Back to that mountain road, a car suddenly appeared behind
me, passed me, and disappeared into the fog. It was as if I were parked. I
proceeded down the mountain, expecting to find the car crushed against a tree
or a broken guard rail where it had gone over a cliff. There was nothing. The
diver had obviously driven the road many times and knew every curve. Scientifically,
Stephen Hawking is like that driver. His “fog” is his non-functioning muscles.
He has nothing to do but think, and he has become very proficient at thinking.
His brain has become comparable to the muscles of a world champion body
builder.
Among many problems, Dr. Hawking has directed his brain into
the “curves” of the Big Bang theory. Carefully
considering every “curve,” he concluded that this occurred into nothingness –
no time, no space, no mass – simply nothing. It was not even comparable to a
vacuum, because a vacuum implies space! In reality, this is basically in
agreement with the Judeo-Christian explanation of our beginnings. But how can
this be? Logic says it shouldn’t happen. Thermodynamics calculations say it can’t happen. Yet it did. Something had
to be present, and it had to be in a unique form never attained since.
My brain power does not approach that of even one a small lobe
of Dr. Hawking’s, but allow me to at least consider the possible conditions
leading to the Big Bang.
First, there is a thermodynamic temperature scale, only used
by scientists, called the Kelvin (K) scale. Zero Kelvin is considered “absolute
zero,” at point at which everything should be frozen; 0o K = −273.15°C
= −459.67°F. Scientists have been able to cool systems close to absolute zero,
but it is not even theoretically possible to reach the zero point. Were this
possible, a system at absolute zero would still have mass. Therefore, whatever the
Big Bang was, it probably occurred within a system at a temperature even below the
thermodynamic absolute zero.
Second, in another blog I pointed to Einstein's equation, mass equals energy divided by the speed of light squared (M=E/C2, or he
stated it as E=MC2). In other
words, all mass is nothing more and nothing less than organized energy. The
atom bomb and the subsequent hydrogen bomb supported this theory as being true.

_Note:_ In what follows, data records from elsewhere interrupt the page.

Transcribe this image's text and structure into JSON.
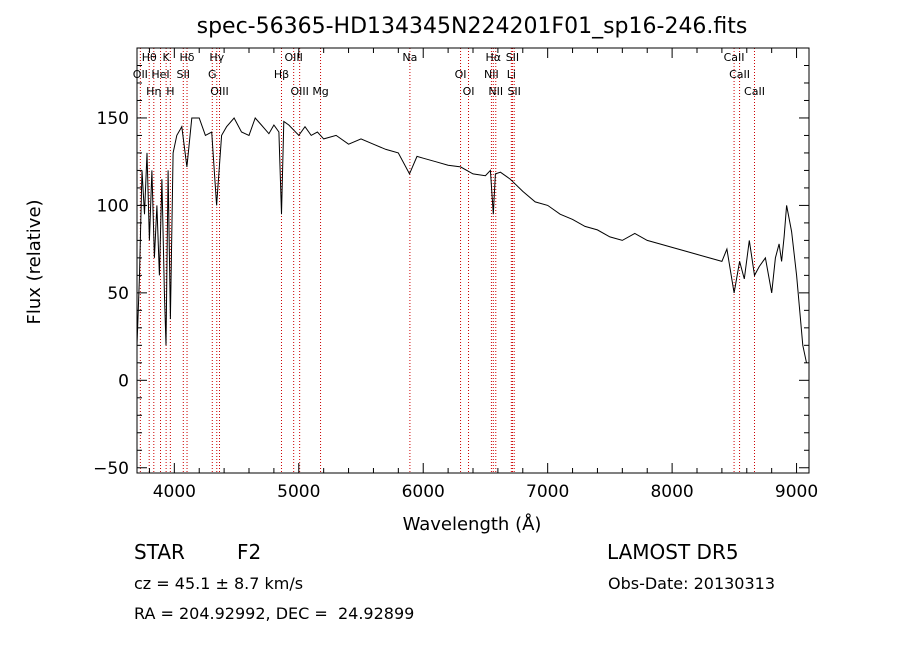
{
  "chart_data": {
    "type": "line",
    "title": "spec-56365-HD134345N224201F01_sp16-246.fits",
    "xlabel": "Wavelength (Å)",
    "ylabel": "Flux (relative)",
    "xlim": [
      3700,
      9100
    ],
    "ylim": [
      -53,
      190
    ],
    "xticks": [
      4000,
      5000,
      6000,
      7000,
      8000,
      9000
    ],
    "yticks": [
      -50,
      0,
      50,
      100,
      150
    ],
    "grid": false,
    "series": [
      {
        "x": [
          3700,
          3720,
          3740,
          3760,
          3780,
          3800,
          3820,
          3840,
          3860,
          3880,
          3900,
          3920,
          3933,
          3950,
          3968,
          3990,
          4020,
          4060,
          4101,
          4140,
          4200,
          4250,
          4300,
          4340,
          4380,
          4420,
          4480,
          4540,
          4600,
          4650,
          4700,
          4760,
          4800,
          4840,
          4861,
          4880,
          4920,
          4960,
          5000,
          5050,
          5100,
          5150,
          5200,
          5300,
          5400,
          5500,
          5600,
          5700,
          5800,
          5890,
          5950,
          6000,
          6100,
          6200,
          6300,
          6400,
          6500,
          6540,
          6563,
          6580,
          6620,
          6700,
          6800,
          6900,
          7000,
          7100,
          7200,
          7300,
          7400,
          7500,
          7600,
          7700,
          7800,
          7900,
          8000,
          8100,
          8200,
          8300,
          8400,
          8440,
          8498,
          8542,
          8580,
          8620,
          8662,
          8700,
          8750,
          8800,
          8830,
          8860,
          8880,
          8900,
          8920,
          8960,
          9000,
          9050,
          9080
        ],
        "y": [
          20,
          60,
          120,
          95,
          130,
          80,
          120,
          70,
          100,
          60,
          115,
          50,
          20,
          120,
          35,
          130,
          140,
          145,
          122,
          150,
          150,
          140,
          142,
          100,
          140,
          145,
          150,
          142,
          140,
          150,
          146,
          141,
          146,
          142,
          95,
          148,
          146,
          143,
          140,
          145,
          140,
          142,
          138,
          140,
          135,
          138,
          135,
          132,
          130,
          118,
          128,
          127,
          125,
          123,
          122,
          118,
          117,
          120,
          95,
          118,
          119,
          115,
          108,
          102,
          100,
          95,
          92,
          88,
          86,
          82,
          80,
          84,
          80,
          78,
          76,
          74,
          72,
          70,
          68,
          75,
          50,
          68,
          58,
          80,
          60,
          65,
          70,
          50,
          70,
          78,
          68,
          82,
          100,
          85,
          60,
          20,
          10
        ]
      }
    ],
    "lines": [
      {
        "name": "Hθ",
        "x": 3798
      },
      {
        "name": "OII",
        "x": 3727
      },
      {
        "name": "Hη",
        "x": 3835
      },
      {
        "name": "K",
        "x": 3934
      },
      {
        "name": "HeI",
        "x": 3889
      },
      {
        "name": "H",
        "x": 3968
      },
      {
        "name": "Hδ",
        "x": 4102
      },
      {
        "name": "SII",
        "x": 4072
      },
      {
        "name": "OIII",
        "x": 4363
      },
      {
        "name": "Hγ",
        "x": 4341
      },
      {
        "name": "G",
        "x": 4305
      },
      {
        "name": "OIII",
        "x": 5007
      },
      {
        "name": "OIII",
        "x": 4959
      },
      {
        "name": "Hβ",
        "x": 4861
      },
      {
        "name": "Mg",
        "x": 5175
      },
      {
        "name": "Na",
        "x": 5893
      },
      {
        "name": "OI",
        "x": 6300
      },
      {
        "name": "OI",
        "x": 6364
      },
      {
        "name": "Hα",
        "x": 6563
      },
      {
        "name": "NII",
        "x": 6548
      },
      {
        "name": "NII",
        "x": 6583
      },
      {
        "name": "SII",
        "x": 6717
      },
      {
        "name": "Li",
        "x": 6708
      },
      {
        "name": "SII",
        "x": 6731
      },
      {
        "name": "CaII",
        "x": 8498
      },
      {
        "name": "CaII",
        "x": 8542
      },
      {
        "name": "CaII",
        "x": 8662
      }
    ]
  },
  "info": {
    "object": "STAR",
    "subclass": "F2",
    "survey": "LAMOST DR5",
    "cz": "cz = 45.1 ± 8.7 km/s",
    "obs_date": "Obs-Date: 20130313",
    "coords": "RA = 204.92992, DEC =  24.92899"
  }
}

Modern research is also supporting the theory. Going back to conditions prior
to the Big Bang, if there was no space and no mass, whatever initiated the
university had to be energy only. Furthermore, all of the energy had to be
potential energy only. The presence of kinetic energy would mean something was
moving, which would imply the presence of space.
If nothing was moving, then even electrons and their
components could not be moving. For that matter, electrons or their components could not have even existed because, no matter how small, they would
have occupied space – which was non-existent. This leaves with one and only one
possibility: immediately prior to the Big Bang event there could be nothing
present but some potential energy. How can this be?

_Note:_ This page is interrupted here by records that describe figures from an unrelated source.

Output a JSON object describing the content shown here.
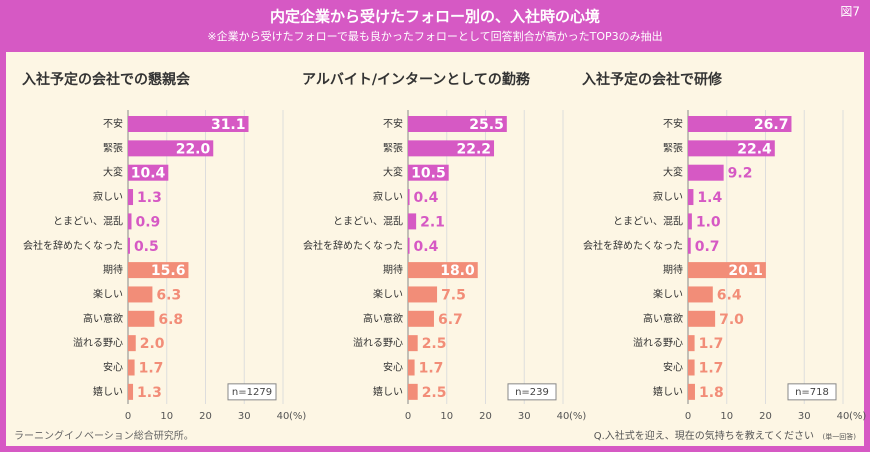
{
  "header": {
    "title": "内定企業から受けたフォロー別の、入社時の心境",
    "subtitle": "※企業から受けたフォローで最も良かったフォローとして回答割合が高かったTOP3のみ抽出",
    "figure_label": "図7"
  },
  "chart_data": [
    {
      "type": "hbar",
      "title": "入社予定の会社での懇親会",
      "categories": [
        "不安",
        "緊張",
        "大変",
        "寂しい",
        "とまどい、混乱",
        "会社を辞めたくなった",
        "期待",
        "楽しい",
        "高い意欲",
        "溢れる野心",
        "安心",
        "嬉しい"
      ],
      "values": [
        31.1,
        22.0,
        10.4,
        1.3,
        0.9,
        0.5,
        15.6,
        6.3,
        6.8,
        2.0,
        1.7,
        1.3
      ],
      "value_labels": [
        "31.1",
        "22.0",
        "10.4",
        "1.3",
        "0.9",
        "0.5",
        "15.6",
        "6.3",
        "6.8",
        "2.0",
        "1.7",
        "1.3"
      ],
      "colors": [
        "#d659c4",
        "#d659c4",
        "#d659c4",
        "#d659c4",
        "#d659c4",
        "#d659c4",
        "#f28d78",
        "#f28d78",
        "#f28d78",
        "#f28d78",
        "#f28d78",
        "#f28d78"
      ],
      "xlim": [
        0,
        40
      ],
      "xticks": [
        0,
        10,
        20,
        30,
        40
      ],
      "x_unit": "(%)",
      "note": "n=1279",
      "grid": true
    },
    {
      "type": "hbar",
      "title": "アルバイト/インターンとしての勤務",
      "categories": [
        "不安",
        "緊張",
        "大変",
        "寂しい",
        "とまどい、混乱",
        "会社を辞めたくなった",
        "期待",
        "楽しい",
        "高い意欲",
        "溢れる野心",
        "安心",
        "嬉しい"
      ],
      "values": [
        25.5,
        22.2,
        10.5,
        0.4,
        2.1,
        0.4,
        18.0,
        7.5,
        6.7,
        2.5,
        1.7,
        2.5
      ],
      "value_labels": [
        "25.5",
        "22.2",
        "10.5",
        "0.4",
        "2.1",
        "0.4",
        "18.0",
        "7.5",
        "6.7",
        "2.5",
        "1.7",
        "2.5"
      ],
      "colors": [
        "#d659c4",
        "#d659c4",
        "#d659c4",
        "#d659c4",
        "#d659c4",
        "#d659c4",
        "#f28d78",
        "#f28d78",
        "#f28d78",
        "#f28d78",
        "#f28d78",
        "#f28d78"
      ],
      "xlim": [
        0,
        40
      ],
      "xticks": [
        0,
        10,
        20,
        30,
        40
      ],
      "x_unit": "(%)",
      "note": "n=239",
      "grid": true
    },
    {
      "type": "hbar",
      "title": "入社予定の会社で研修",
      "categories": [
        "不安",
        "緊張",
        "大変",
        "寂しい",
        "とまどい、混乱",
        "会社を辞めたくなった",
        "期待",
        "楽しい",
        "高い意欲",
        "溢れる野心",
        "安心",
        "嬉しい"
      ],
      "values": [
        26.7,
        22.4,
        9.2,
        1.4,
        1.0,
        0.7,
        20.1,
        6.4,
        7.0,
        1.7,
        1.7,
        1.8
      ],
      "value_labels": [
        "26.7",
        "22.4",
        "9.2",
        "1.4",
        "1.0",
        "0.7",
        "20.1",
        "6.4",
        "7.0",
        "1.7",
        "1.7",
        "1.8"
      ],
      "colors": [
        "#d659c4",
        "#d659c4",
        "#d659c4",
        "#d659c4",
        "#d659c4",
        "#d659c4",
        "#f28d78",
        "#f28d78",
        "#f28d78",
        "#f28d78",
        "#f28d78",
        "#f28d78"
      ],
      "xlim": [
        0,
        40
      ],
      "xticks": [
        0,
        10,
        20,
        30,
        40
      ],
      "x_unit": "(%)",
      "note": "n=718",
      "grid": true
    }
  ],
  "footer": {
    "source": "ラーニングイノベーション総合研究所。",
    "question": "Q.入社式を迎え、現在の気持ちを教えてください",
    "question_note": "(単一回答)"
  }
}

Given that we now have some potential energy floating in
nothingness, expansion into a universe means that some kind of spark had to cause a
small packet of potential energy to transfer into kinetic energy. This packet
would have nudged another small packet of potential energy, and a minute amount
of heat would have resulted. Suddenly we have a chain reaction and the
potential energy transfers to kinetic energy and space is created. The packets
of energy organize into hydrogen atoms, and off we go!

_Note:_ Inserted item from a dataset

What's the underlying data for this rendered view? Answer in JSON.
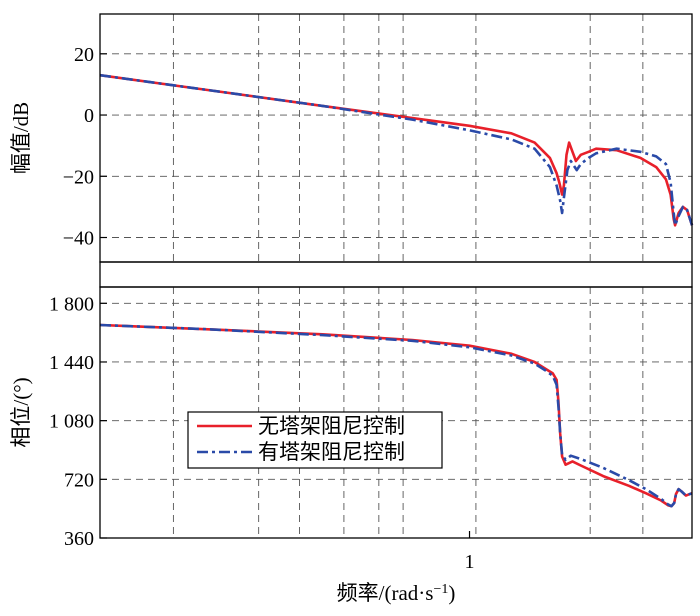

Assuming this is what happened, we still have unanswered
questions. Where did the original energy come from? Can energy exist separate from mass? Where did the initial spark
come from? Can we ever know? Some physicists hypothesize prior universes and that ours somehow originated from them. That just begs the question, because we would then have to ask how any "parent" universe(s)
originated. Jews and Christians have the answer: God did it. But that, in turn, raises
another question. Where did God come from? All this is meaningless, because the origin questions are unanswerable.
OK, theoretical physicists, where am I wrong? Or am I just
repeating conclusions that you drew long ago?